What if the slogan “Cool Japan” accurately represents Japanese culture?

In that case, we can expect some of the dominant trends in Japanese popular culture to evolve and strengthen.


Consumerism, conformity, dehumanization will all merge as Japanese people substitute individually created identity for off-the-shelf virtual representations.  All will be "tatemae" (socially 'given'); nothing will be "honne" (individually true).  


Virtual girls in a virtual world

Text becomes talk.  Emoticons become emotion.  Selfies become Self.  People become avatars.

Otaku 'r us

No wonder the Japanese don’t have sex.  It’s messy.  Flesh and bodily fluids…ugh….  And that trend will get worse. 


How to deal with overcrowding

 

The Japanese population is officially projected to decline to just 100 million by 2050.  However, this is an official projection -- and it could easily be much worse, as you can see by the graph above. Just 38 million by 2100?

No, she won't have sex with you

An issue in a country that does not welcome immigrants.
 


But no problem.

As the dwindling population becomes increasingly an extension of its smartphones - increasingly  robotic – the answer is simple create real robots.


Robot is on the right ...maybe

Just as Japanese manufacturing achieved its greatest successes by supplanting human labor on the production line with robots, Japanese culture will just replace its human avatar population with manufactured robotic avatars.  Who will know the difference?  And if they do, will it matter?

Is the conversational ability any different?

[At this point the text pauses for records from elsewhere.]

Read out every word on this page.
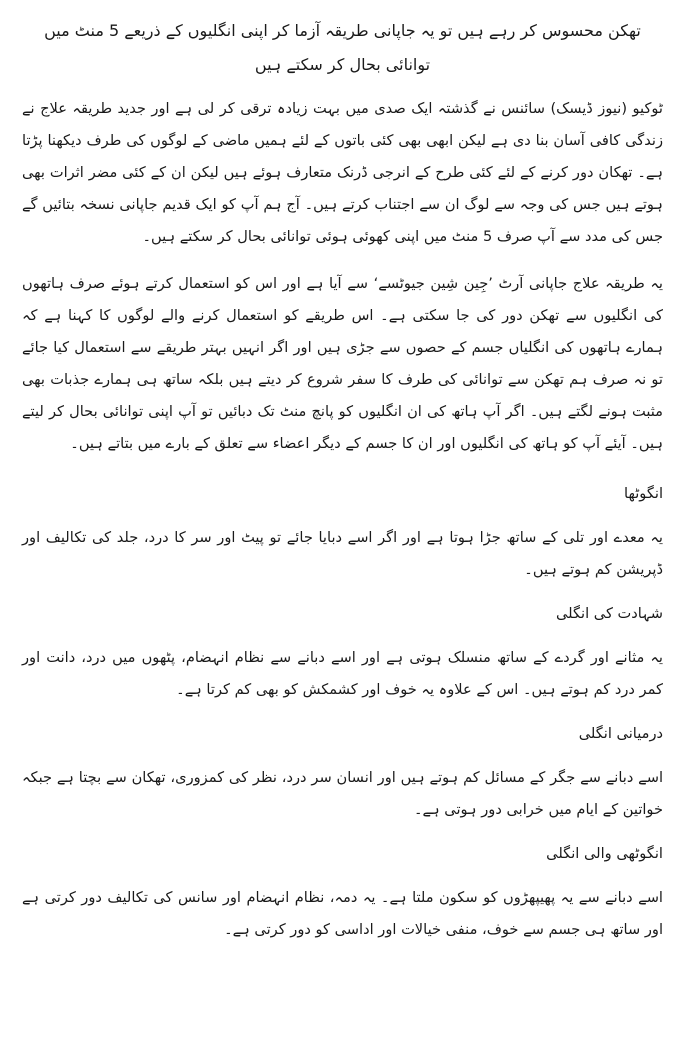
تھکن محسوس کر رہے ہیں تو یہ جاپانی طریقہ آزما کر اپنی انگلیوں کے ذریعے 5 منٹ میں توانائی بحال کر سکتے ہیں

ٹوکیو (نیوز ڈیسک) سائنس نے گذشتہ ایک صدی میں بہت زیادہ ترقی کر لی ہے اور جدید طریقہ علاج نے زندگی کافی آسان بنا دی ہے لیکن ابھی بھی کئی باتوں کے لئے ہمیں ماضی کے لوگوں کی طرف دیکھنا پڑتا ہے۔ تھکان دور کرنے کے لئے کئی طرح کے انرجی ڈرنک متعارف ہوئے ہیں لیکن ان کے کئی مضر اثرات بھی ہوتے ہیں جس کی وجہ سے لوگ ان سے اجتناب کرتے ہیں۔ آج ہم آپ کو ایک قدیم جاپانی نسخہ بتائیں گے جس کی مدد سے آپ صرف 5 منٹ میں اپنی کھوئی ہوئی توانائی بحال کر سکتے ہیں۔

یہ طریقہ علاج جاپانی آرٹ ’جِین شِین جیوٹسے‘ سے آیا ہے اور اس کو استعمال کرتے ہوئے صرف ہاتھوں کی انگلیوں سے تھکن دور کی جا سکتی ہے۔ اس طریقے کو استعمال کرنے والے لوگوں کا کہنا ہے کہ ہمارے ہاتھوں کی انگلیاں جسم کے حصوں سے جڑی ہیں اور اگر انہیں بہتر طریقے سے استعمال کیا جائے تو نہ صرف ہم تھکن سے توانائی کی طرف کا سفر شروع کر دیتے ہیں بلکہ ساتھ ہی ہمارے جذبات بھی مثبت ہونے لگتے ہیں۔ اگر آپ ہاتھ کی ان انگلیوں کو پانچ منٹ تک دبائیں تو آپ اپنی توانائی بحال کر لیتے ہیں۔ آیئے آپ کو ہاتھ کی انگلیوں اور ان کا جسم کے دیگر اعضاء سے تعلق کے بارے میں بتاتے ہیں۔

انگوٹھا

یہ معدے اور تلی کے ساتھ جڑا ہوتا ہے اور اگر اسے دبایا جائے تو پیٹ اور سر کا درد، جلد کی تکالیف اور ڈپریشن کم ہوتے ہیں۔

شہادت کی انگلی

یہ مثانے اور گردے کے ساتھ منسلک ہوتی ہے اور اسے دبانے سے نظام انہضام، پٹھوں میں درد، دانت اور کمر درد کم ہوتے ہیں۔ اس کے علاوہ یہ خوف اور کشمکش کو بھی کم کرتا ہے۔

درمیانی انگلی

اسے دبانے سے جگر کے مسائل کم ہوتے ہیں اور انسان سر درد، نظر کی کمزوری، تھکان سے بچتا ہے جبکہ خواتین کے ایام میں خرابی دور ہوتی ہے۔

انگوٹھی والی انگلی

اسے دبانے سے یہ پھیپھڑوں کو سکون ملتا ہے۔ یہ دمہ، نظام انہضام اور سانس کی تکالیف دور کرتی ہے اور ساتھ ہی جسم سے خوف، منفی خیالات اور اداسی کو دور کرتی ہے۔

In an age when dildos are often preferable to penises , you just know that robots are the future.

Better than human!
Pneumatic!

 

http://www.theguardian.com/technology/2015/dec/31/erica-the-most-beautiful-and-intelligent-android-ever-leads-japans-robot-revolution


Erica enjoys the theatre and animated films, would like to visit south-east Asia, and believes her ideal partner is a man with whom she can chat easily.
She is less forthcoming, however, when asked her age. “That’s a slightly rude question … I’d rather not say,” comes the answer. As her embarrassed questioner shifts sideways and struggles to put the conversation on a friendlier footing, Erica turns her head, her eyes following his every move.
It is all rather disconcerting, but if Japan’s new generation of intelligent robots are ever going to rival humans as conversation partners, perhaps that is as it should be.
I am sure that the average Japanese guy or gay girl will really be able to get off on Erica 2.0.